CNM, which was originally called Albuquerque Technical Vocational Institute (TVI), first opened in 1965 with 150 students. Authorized by the New Mexico Legislature and approved by district voters, TVI was created to provide workforce training for local residents. 

One of the first instructors to join the school was Bruce Hann, who came in 1966 at the age of 29 to teach Business English to secretaries. At the time, he was the only full-time English instructor, and one of just 60 or so instructors at the entire school. 

Today, Bruce who’s 84 old, says he’s enormously proud of what TVI, now CNM, has become. Recently, he contacted CNM to provide us with a TVI brochure he had kept from the late 1960s for history’s sake. He’s spent decades watching the school’s growth and is astounded to see how many lives have been changed.

“I am proud, and I am also completely overwhelmed,” he says. 

During his time at TVI (he taught from 1966-69) , Bruce mostly taught night classes to a diverse group of students, including many older adults who were coming back to school to find a new career. TVI’s main office was an old elementary school, which is now the Louis E Saavedra Administration building on Main Campus. There were also a couple other small barracks-type buildings that were used as classrooms. The school didn’t have a library until someone from UCLA came to campus and started the first one.

Because there were so few instructors, Hann says they were a very tight-knit group. Hann and the others would regularly get together to play poker and they all went to a secretary’s house to watch the moon landing -- “One small step for man. One giant leap for mankind.”

They cared deeply about the students and loved being part of a new institution. 

“At the time it felt really important to be part of the TVI community,” he says. “We were all very serious about our jobs.”

Hann left TVI in 1969 and moved his family to Iowa to help take care of his mom. But he held onto a house in Albuquerque until 2006 because he had always hoped to return to teach at the school.

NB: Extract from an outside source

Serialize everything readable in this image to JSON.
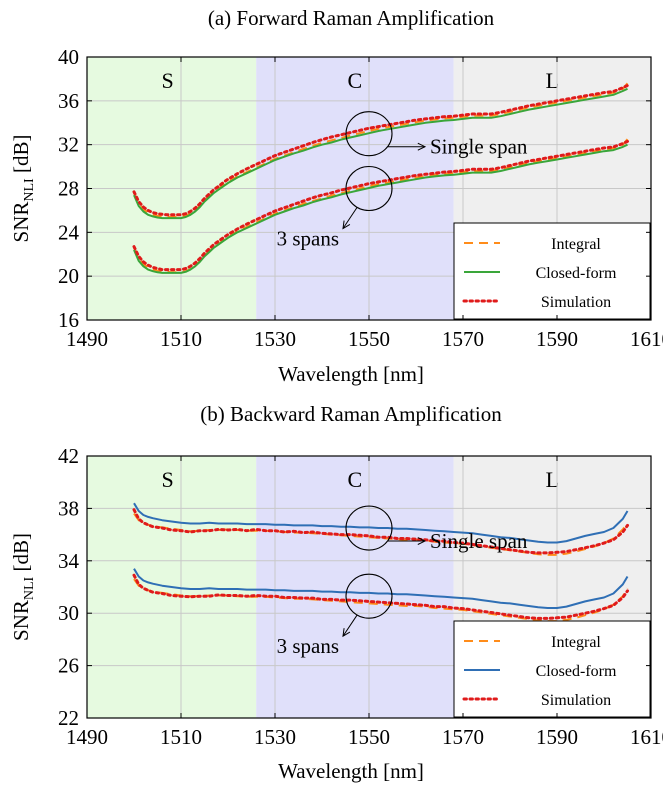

“I remember waiting for TVI to turn into a community college because I wanted to come back and teach, and we loved Albuquerque,” he says. (TVI was given degree-granting power by the State Legislature in 1986, which made it an official community college.)

Today, CNM is the largest higher education institution in New Mexico based on undergraduate enrollment, and has gone from one small brick building to one of the larger community colleges in the country with nine different campuses. Thousands of students graduate each term, and the impact that the school has had on the region and state is immeasurable. 

Bruce now lives in Denver, Colorado, but he says he keeps up with CNM news and will always remember his time at the college fondly. 

“It’s really nice to see what the college has turned into today,” he says.